Tuesday, January 27, 2009

Rafael Nadal vs Fernando Gonzalez Australian Open 2009

The Spaniard raced to victory in less than two hours and is the only man to reach the last eight at Melbourne Park without dropping a set.

Gonzalez had staged a remarkable recovery in his previous match against Richard Gasquet to reach the fourth-round, saving a match point and coming from two sets down to win, but the effort had taken an enormous toll.

The 28-year-old Chilean began slowly, dropping his opening service game, and the first set was over in 37 minutes.

Nadal raced through the second but found himself down 3-0 in third.

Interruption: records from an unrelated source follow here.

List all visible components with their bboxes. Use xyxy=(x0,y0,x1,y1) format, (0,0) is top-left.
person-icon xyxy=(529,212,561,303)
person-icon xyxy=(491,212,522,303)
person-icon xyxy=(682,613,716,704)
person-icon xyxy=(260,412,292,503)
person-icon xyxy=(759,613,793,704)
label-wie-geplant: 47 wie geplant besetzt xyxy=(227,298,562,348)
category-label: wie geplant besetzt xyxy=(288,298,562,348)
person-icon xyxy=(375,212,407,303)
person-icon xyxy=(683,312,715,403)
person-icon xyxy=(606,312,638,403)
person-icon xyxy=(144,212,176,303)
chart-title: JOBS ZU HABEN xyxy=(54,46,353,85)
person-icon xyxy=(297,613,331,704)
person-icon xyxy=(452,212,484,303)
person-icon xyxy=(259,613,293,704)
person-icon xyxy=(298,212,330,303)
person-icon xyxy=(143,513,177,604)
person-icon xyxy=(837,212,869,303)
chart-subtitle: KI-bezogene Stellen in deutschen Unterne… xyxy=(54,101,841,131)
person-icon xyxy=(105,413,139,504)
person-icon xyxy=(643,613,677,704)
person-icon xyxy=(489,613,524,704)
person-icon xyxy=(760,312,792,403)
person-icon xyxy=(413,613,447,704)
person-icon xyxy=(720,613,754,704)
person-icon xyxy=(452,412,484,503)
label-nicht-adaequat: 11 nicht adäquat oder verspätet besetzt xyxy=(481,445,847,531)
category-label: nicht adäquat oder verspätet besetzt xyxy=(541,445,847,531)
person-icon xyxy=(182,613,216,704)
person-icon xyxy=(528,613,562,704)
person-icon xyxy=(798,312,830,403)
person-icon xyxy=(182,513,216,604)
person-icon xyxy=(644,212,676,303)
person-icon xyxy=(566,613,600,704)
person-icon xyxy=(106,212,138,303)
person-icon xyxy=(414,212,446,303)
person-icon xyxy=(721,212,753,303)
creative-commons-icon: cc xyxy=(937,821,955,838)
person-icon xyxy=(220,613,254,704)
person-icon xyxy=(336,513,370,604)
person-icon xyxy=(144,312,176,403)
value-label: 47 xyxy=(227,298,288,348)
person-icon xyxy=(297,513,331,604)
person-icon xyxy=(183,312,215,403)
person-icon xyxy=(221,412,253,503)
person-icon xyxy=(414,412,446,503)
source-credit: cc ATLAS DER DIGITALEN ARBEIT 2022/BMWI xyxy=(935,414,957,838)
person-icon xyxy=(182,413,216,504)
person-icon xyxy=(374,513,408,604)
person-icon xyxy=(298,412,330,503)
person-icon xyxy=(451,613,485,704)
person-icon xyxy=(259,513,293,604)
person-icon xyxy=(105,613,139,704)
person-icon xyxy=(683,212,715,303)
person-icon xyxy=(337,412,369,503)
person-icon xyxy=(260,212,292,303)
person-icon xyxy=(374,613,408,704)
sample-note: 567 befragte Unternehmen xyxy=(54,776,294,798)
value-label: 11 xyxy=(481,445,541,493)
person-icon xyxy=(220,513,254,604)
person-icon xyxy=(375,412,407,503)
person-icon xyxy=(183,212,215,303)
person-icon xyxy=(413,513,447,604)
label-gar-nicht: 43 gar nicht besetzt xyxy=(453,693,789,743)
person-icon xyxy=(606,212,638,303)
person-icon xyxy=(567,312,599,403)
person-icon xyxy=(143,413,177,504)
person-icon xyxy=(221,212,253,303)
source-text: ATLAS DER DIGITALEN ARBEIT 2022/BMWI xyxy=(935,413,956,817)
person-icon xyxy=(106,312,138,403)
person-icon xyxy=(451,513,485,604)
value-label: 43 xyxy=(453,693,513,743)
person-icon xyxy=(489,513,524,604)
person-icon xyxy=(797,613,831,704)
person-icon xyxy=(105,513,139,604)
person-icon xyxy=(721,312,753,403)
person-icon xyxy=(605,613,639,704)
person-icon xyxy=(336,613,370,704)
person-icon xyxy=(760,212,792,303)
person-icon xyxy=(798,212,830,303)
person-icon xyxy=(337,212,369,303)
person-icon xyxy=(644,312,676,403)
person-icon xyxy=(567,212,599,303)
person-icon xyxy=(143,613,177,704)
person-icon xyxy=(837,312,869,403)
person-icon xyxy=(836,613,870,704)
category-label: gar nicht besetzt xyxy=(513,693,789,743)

The top seed recovered to reel off five games in a row before serving out victory.

His next opponent in the quarter-finals on Wednesday is Frenchman Gilles Simon, who progressed when compatriot Gael Monfils retired in the fourth set.

Simon had been leading 6-4 2-6 6-1 and ahead 30-0 while serving when Monfils, who had been continuously flexing and shaking his right hand throughout the match, called a halt to proceedings.

Monfils, the 12th seed at Melbourne Park, had received treatment on his right wrist during the third set and then had it strapped before the fourth set began.

France's Jo-Wilfried Tsonga was in impressive form as he brushed aside the challenge of ninth seed James Blake.

Tsonga, the fifth seed and runner-up last year, thundered a stream of devastating serves towards his opponent giving the American little chance of breaking serve.

And the Frenchman's tidy volleying and, at times, inspirational anticipation of Blake's incursions to the net allowed him sufficient chances to break serve three times.

The first break came for Tsonga in the very first game of the match as a nervous-looking Blake failed to get in to the match from the start; and though the American pushed his opponent hard with some fantastic running throughout the rest of the set he was unable to break back.

The second set followed an identical pattern, with Blake losing his first service game once again and Tsonga unstoppable on his own serve.

Blake looked like he might turn things round in the third set, earning a break early on and racing in to a 5-2 lead as Tsonga's serve went off the boil.

But the American then failed to hold when serving for the set at 5-2, and Tsonga's power dominated the subsequent tie-break to give him the victory to line up a quarter-final encounter with Andy Murray's victor, Fernando Verdasco.